Когда мои родители счастливо обосновались в своем новом доме, этот период ознаменовал новый этап в их жизни. Благодаря моему отцу они не знали тревог и гораздо свободнее общались друг с другом — теперь маме больше не нужно было скрывать правду от бабушки. Когда папа мягко предложил ей оставить работу в компании, ей тут же вспомнилось желание Пьетро контролировать ее жизнь, но отец умел уговаривать. Он настаивал: так им будет проще держаться подальше от любопытных глаз, которых было полно в магазине, и обещал материально заботиться о ней. «Это также означает, что ты сможешь свободно ездить со мной, — напомнил он ей, — и носить все те вещи, которые тебе приходилось все время прятать!» Уступая весомости таких аргументов, хоть маме не хотелось отказываться от своей независимости, в итоге она согласилась.
Мой отец продолжал осыпать ее подарками — сумочками, обувью, одеждой — даже купил ей магнитофон, чтобы она могла слушать своих любимых исполнителей, в том числе Доменико Модуньо[24]
, Клаудио Виллу[25] и других итальянских певцов того времени. Покупал ей украшения и кольца.«Столько колец! Обожаю кольца, — говорила она, с иронией добавляя: — Кроме того жемчужного, которое подарил мне Пьетро».
Отец повез ее на выходные в Париж (сейчас мне это кажется таким романтичным жестом!), забронировав номер в «Отель де Крийон» неподалеку от Елисейских Полей. Он возил ее в Неаполь на своем «Ягуаре», а оттуда они садились на паром до Капри, где — в «золотые времена» этого острова — нежились на солнце у бассейна в отеле «Квисисана» и бродили по улицам, заглядывая на прославленную Пьяццетту ради аперитива. Заложив основу традиции, которой придерживался многие годы, мой отец покупал матери крохотную золотую подвеску буквально в каждом городе, где они побывали, и она цепляла их на шарм-браслет, который потом подарила мне на 45-летие. Я очень дорожу им, как и отцовским кольцом-печаткой.
Он был ее наставником, а она чувствовала себя его женой во всех отношениях — кроме фамилии. Но, даже несмотря на то, что он возил ее по самым прекрасным городам мира, она все равно ощущала себя зрительницей этой жизни, которую видит сквозь щелочку.
«Я сама себе напоминала страуса, проведя бо́льшую часть своей жизни, зарывшись головой в песок, — говорила она. — Я находилась там, но, по сути, меня там не было. Смотрела, но не видела. На самом деле я не понимала ценности всех этих переживаний, пока не стала гораздо старше».

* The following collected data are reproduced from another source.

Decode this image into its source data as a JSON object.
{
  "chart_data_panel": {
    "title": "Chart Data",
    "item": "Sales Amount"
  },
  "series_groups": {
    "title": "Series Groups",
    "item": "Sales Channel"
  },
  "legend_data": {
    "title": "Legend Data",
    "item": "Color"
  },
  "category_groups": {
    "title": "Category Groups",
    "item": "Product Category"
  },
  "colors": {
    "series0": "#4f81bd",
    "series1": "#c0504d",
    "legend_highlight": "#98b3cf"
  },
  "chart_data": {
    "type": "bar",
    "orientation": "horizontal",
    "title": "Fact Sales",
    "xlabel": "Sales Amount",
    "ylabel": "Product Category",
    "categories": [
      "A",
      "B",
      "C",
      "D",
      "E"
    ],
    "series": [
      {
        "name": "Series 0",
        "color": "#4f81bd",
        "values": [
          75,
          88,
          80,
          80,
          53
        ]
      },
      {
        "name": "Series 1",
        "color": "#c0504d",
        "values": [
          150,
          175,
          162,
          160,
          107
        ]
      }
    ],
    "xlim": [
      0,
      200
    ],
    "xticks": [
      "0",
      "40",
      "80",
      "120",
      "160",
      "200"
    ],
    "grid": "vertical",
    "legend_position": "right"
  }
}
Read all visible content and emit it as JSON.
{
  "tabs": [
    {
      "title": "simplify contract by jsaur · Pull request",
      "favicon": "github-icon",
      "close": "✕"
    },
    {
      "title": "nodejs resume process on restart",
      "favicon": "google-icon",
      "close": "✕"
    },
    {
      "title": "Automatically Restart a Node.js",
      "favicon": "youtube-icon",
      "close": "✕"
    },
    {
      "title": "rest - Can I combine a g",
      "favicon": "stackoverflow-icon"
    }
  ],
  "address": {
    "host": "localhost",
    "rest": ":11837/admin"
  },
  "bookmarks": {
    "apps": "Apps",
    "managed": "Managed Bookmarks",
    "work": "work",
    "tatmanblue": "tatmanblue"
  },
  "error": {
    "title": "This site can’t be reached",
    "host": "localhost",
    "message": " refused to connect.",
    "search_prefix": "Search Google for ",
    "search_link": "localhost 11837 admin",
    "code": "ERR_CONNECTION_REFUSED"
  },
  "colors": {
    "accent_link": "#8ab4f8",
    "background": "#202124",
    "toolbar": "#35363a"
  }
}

Отец продолжал клясться ей в любви, которую описывал как «чистую и огромную». По-прежнему покупал ей подарки, от мехов до ювелирных украшений, — подобные вещицы она видела только на посетителях их фирменного магазина. Однако масса этих знаков его любви так и лежала в коробках или висела на плечиках в ее гардеробе, поскольку это скрывалось от взглядов посторонних.
«Где то золотое ожерелье с бриллиантами, которое я купил тебе, Бруна? Почему ты его не носишь?» — подобные вопросы очень часто слетали с губ моего отца; его раздражало, что она носила подаренные им вещи только тогда, когда он просил ее об этом. А потом он вспоминал, что она никогда не была склонна к хвастовству, предпочитая броскости простоту. Даже ее новая квартира казалась слишком большой для нее, поэтому она пользовалась лишь половиной площади, что соответствовало маминым потребностям, чтобы сделать свое жилье
Ее скромность была приятным разнообразием для мужчины, обычно окруженного хвастливыми, разодетыми в пух и прах женщинами из мира гламура, в котором он вращался. Возвращаясь с коктейль-вечеринки или званого ужина, он редко рассказывал о том, что там происходило, предпочитая сосредоточивать свое внимание на любимой. Несмотря на свое положение главы развивающегося роскошного бренда, он не считал себя «знаменитостью» в современном значении этого слова и всегда жил довольно экономно. Полагаю, он, будучи сыном своих родителей, которые знавали трудные времена, отчасти унаследовал их осмотрительность.
В сущности, в моем отце вообще было мало того, что ассоциируется у большинства людей с брендом
Он действительно создал выдающийся феномен, но сделал это без всякой задней мысли вроде «посмотрите на меня, разве я не чудо?». Он действовал в соответствии с собственным представлением, поддерживая высокие стандарты, заложенные его отцом. В нем было инстинктивное чутье, смесь креативности и предпринимательства, которые проявились в идеальное время. Он был подобен художнику, рожденному творить, только холстом ему служила мода, а кистью были товары, которые он умел координировать с уникальным чувством стиля.